= Bioculture =

Area of interdisciplinary study

Bioculture is the combination of biological and cultural factors that affect human behavior. It is an area of study bounded by the medical sciences, social sciences, landscape ecology, cultural anthropology, biotechnology, disability studies, the humanities, and the economic and global environment. Along these lines, one can see the biosphere — the earth as it is affected by the human — as the adaptation of the natural to the human and biocultures as the inter-adaptation of the human to the new technologies and ways of knowing characterized by the 21st century’s attitude toward the body. It assumes that in bioculture there is a diverse way to know the workings of the body and mind, and that these are primarily culturally derived, and an expert's way of knowing produces specific strong results. However, the results do not have an exclusive purview over the body and mind. Plus, it seeks to develop and encourage not only the experts but also parts of people's bodies and minds as the subject of study.

==Alternative definitions==
An alternative definition of the term bioculture is all the practical aspects of the use of living things in culture, including agriculture, production of food and clothing, forestry, animal breeding and training, the pet trade, use of living things in science, zoos and aquariums, animal sports, and the raising of game for sport hunting.

==Existence==
The term bioculture does not exist as such in the English or Spanish dictionary. BioCultura is a trademark registered in 1983 by the Asociación Vida Sana. The Asociación Vida Sana, elaborated in 1981 the bases for the development of ecological agriculture in Spain through the booklets of norms of ecological agriculture, thus contributing to the health of consumers and, on the other, to the decontamination of the land, water and air, stopping the pollution of the techniques of industrialized agriculture, without counting on the no less obvious and considerable economic and social advantages that these alternatives offer. In 1983 he began to organize the BioCultura fair in Madrid with the support of the city council. The aim was to offer an opportunity to the first organic producers to make their products known to consumers. And they coined the term BioCultura from the prefix Bio joined to the word culture. The trademark was registered in the Patent and Trademark Office. The use and popularity of the brand has caused it to be used as a vocable to determine the sector of the "bio or eco culture", although it is a brand. After 40 years leading the universe of ecological, sustainable culture and responsible consumption in Spain, BioCultura creates BioCultura ON, now for the entire Spanish-speaking community of the world.

== Ethics in Bioculture ==
Moral ethical behavior deals with how humans behave with each other, likewise Bioculture ethics deals with how humans treat animals and plants.

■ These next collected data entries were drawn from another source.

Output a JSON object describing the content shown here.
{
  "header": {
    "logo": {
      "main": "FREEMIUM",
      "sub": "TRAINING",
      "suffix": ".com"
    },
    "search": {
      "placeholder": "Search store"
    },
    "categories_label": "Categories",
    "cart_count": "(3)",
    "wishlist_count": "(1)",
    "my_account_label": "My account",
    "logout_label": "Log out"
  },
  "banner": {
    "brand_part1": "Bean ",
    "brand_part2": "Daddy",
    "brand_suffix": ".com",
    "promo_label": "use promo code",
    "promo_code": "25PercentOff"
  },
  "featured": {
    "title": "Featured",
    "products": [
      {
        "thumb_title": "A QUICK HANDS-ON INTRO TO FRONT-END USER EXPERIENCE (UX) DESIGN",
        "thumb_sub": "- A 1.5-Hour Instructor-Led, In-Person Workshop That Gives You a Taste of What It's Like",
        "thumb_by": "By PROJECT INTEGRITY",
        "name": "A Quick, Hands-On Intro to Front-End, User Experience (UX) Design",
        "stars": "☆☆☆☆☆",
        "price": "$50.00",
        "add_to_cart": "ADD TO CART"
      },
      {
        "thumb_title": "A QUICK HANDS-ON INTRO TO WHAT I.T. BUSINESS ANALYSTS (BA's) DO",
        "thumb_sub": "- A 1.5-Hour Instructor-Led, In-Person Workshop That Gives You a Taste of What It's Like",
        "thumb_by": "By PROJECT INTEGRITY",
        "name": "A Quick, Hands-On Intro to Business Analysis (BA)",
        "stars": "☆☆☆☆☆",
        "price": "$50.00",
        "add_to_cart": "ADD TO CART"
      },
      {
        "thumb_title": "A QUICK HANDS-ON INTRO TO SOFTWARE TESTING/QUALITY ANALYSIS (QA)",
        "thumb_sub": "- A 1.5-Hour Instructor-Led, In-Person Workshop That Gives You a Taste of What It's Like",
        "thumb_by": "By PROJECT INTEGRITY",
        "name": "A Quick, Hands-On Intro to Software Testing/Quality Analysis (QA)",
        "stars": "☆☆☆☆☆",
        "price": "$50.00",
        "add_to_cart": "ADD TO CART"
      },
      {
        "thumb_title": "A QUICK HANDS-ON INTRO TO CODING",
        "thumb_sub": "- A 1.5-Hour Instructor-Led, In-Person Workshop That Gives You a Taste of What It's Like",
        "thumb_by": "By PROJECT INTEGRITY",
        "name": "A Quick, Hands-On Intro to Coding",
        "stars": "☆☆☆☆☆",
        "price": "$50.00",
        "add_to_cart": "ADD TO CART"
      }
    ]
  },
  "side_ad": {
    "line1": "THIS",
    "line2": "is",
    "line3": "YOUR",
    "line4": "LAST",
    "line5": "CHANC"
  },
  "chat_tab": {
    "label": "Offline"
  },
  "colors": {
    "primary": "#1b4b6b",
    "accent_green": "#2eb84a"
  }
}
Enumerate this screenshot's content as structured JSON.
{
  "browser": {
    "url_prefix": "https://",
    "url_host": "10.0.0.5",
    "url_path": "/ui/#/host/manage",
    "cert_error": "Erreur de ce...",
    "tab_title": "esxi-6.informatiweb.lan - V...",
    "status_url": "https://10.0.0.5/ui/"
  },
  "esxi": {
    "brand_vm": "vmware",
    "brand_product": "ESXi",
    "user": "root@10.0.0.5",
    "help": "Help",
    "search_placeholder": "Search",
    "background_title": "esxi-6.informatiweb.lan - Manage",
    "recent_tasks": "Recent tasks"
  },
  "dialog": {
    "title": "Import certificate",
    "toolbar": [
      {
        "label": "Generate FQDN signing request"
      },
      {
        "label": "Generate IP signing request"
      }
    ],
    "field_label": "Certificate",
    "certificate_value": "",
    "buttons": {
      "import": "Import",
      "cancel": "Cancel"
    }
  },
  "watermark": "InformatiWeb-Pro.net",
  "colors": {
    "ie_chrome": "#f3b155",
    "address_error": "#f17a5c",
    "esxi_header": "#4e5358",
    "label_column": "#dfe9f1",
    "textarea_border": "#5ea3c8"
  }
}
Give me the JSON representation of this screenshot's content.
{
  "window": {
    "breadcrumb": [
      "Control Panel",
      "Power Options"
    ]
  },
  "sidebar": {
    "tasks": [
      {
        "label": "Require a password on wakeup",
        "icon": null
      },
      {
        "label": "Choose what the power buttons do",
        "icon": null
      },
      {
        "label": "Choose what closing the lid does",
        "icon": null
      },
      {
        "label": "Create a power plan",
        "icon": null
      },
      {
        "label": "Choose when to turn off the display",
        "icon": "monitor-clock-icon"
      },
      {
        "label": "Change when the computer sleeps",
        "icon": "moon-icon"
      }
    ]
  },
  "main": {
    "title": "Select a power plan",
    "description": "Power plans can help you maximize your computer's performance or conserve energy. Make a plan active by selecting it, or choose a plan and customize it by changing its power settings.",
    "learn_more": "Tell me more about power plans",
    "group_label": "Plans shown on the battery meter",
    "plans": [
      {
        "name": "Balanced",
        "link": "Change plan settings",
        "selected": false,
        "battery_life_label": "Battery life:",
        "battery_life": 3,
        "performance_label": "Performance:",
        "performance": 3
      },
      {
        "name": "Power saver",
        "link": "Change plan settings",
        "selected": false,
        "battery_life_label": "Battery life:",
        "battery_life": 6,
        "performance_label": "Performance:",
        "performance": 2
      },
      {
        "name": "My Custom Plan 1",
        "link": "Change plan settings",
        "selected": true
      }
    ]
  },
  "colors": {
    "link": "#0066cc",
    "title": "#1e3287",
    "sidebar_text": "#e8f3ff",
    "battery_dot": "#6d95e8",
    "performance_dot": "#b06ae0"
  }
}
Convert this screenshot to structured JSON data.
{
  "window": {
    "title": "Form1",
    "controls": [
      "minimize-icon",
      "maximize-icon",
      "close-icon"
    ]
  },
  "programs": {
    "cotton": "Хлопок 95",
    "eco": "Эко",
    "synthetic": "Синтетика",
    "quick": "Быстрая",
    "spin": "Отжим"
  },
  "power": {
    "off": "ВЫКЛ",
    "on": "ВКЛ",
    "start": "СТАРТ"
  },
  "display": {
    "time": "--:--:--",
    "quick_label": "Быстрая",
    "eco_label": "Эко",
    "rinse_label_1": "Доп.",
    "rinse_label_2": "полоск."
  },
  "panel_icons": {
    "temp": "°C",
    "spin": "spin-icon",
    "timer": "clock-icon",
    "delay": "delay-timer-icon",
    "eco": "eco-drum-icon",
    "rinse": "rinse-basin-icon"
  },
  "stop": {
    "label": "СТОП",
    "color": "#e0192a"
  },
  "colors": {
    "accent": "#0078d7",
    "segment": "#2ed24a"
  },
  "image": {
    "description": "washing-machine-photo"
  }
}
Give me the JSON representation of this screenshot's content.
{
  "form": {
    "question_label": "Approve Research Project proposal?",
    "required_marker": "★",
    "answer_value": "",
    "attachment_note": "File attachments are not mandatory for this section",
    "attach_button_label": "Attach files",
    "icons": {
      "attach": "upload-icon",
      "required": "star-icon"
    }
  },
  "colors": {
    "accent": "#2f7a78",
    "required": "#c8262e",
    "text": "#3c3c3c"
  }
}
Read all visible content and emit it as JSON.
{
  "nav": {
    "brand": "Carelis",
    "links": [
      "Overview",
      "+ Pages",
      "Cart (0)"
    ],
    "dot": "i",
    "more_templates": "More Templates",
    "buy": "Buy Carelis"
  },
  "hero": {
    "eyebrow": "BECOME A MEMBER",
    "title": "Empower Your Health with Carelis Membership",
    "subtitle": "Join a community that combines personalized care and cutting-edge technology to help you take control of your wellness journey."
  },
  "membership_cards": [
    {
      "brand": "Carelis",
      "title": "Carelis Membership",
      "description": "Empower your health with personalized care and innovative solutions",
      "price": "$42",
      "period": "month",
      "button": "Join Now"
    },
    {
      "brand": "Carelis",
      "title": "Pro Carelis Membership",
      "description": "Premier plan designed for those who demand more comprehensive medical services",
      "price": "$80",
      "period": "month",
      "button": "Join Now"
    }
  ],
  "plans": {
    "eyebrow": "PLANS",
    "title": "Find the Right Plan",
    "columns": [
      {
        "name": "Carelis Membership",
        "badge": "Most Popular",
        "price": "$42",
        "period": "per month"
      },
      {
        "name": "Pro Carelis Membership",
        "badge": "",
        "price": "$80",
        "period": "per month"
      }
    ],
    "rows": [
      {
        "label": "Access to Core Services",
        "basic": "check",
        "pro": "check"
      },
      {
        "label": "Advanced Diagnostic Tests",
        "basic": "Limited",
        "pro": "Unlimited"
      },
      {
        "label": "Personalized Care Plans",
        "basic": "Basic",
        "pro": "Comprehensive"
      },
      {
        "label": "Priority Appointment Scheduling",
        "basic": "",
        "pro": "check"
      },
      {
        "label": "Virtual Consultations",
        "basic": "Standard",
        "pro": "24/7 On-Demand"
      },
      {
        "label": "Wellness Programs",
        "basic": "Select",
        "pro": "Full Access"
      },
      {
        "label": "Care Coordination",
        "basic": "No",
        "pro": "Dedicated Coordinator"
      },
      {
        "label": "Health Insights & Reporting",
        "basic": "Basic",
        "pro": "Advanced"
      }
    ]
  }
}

Ethics in Bioculture come into question especially in situations, where the animals and plants are in artificially created environments that are completely controlled by human. In such situations, humans control not only the environmental conditions that these non-human organisms will live under, but even how they will breed and the genetic composition that they would have to meet human purposes.

Plants and animals could be bred by humans to be later consumed or utilized by humans in some way. For example, agricultural farming for food and clothing; breeding, raising, and then slaughtering animals for food and clothing; growing forests to eventually cut them for wood; or breeding animals and plants and experimenting on them in laboratories. On the other hand, animal and plants could be bred for entertainment purposes also. For example, developing plant nurseries to harvest flowers; building and maintaining zoos, aquariums for entertainment; breeding animals for sports like horse riding or bull fighting; pet trade; or breeding birds or animals in sporting/hunting grounds and fishes in lakes for game fishing. In each of the above instances, two principles are common - (1) Humans decide how the life of the non-human organism will be led; and (2) non-human organism is bred with the end goal to benefit humans.

When we use tools and equipments in any setting to gain productive results, we are dealing with non-living things here. However in case of the above-mentioned Bioculture examples, the animals and plants are living, but the human being is deciding how their lives will be lived. Not all plants and animals raised in Bioculture are treated badly or are hurt. Some, as in case of pet trade, the pets are looked after. The pet owner is considered to be responsible for taking care of all things pertaining to the pet. The owner may say that he takes care of his pet, because of his love and affection towards it. But, what about other situations like sport hunting, laboratory experiments, and others. Paul Taylor asks in his book on the fairness of hurting these animals and plants for our benefit or fun, just because we don't have inherent love and affection towards them. Among humans, even when we don't have love and affection towards some stranger, moral ethics require us to behave well with them. The question then arises as to how this translate this ethical duty and responsibility to the field of Bioculture for plants and animals.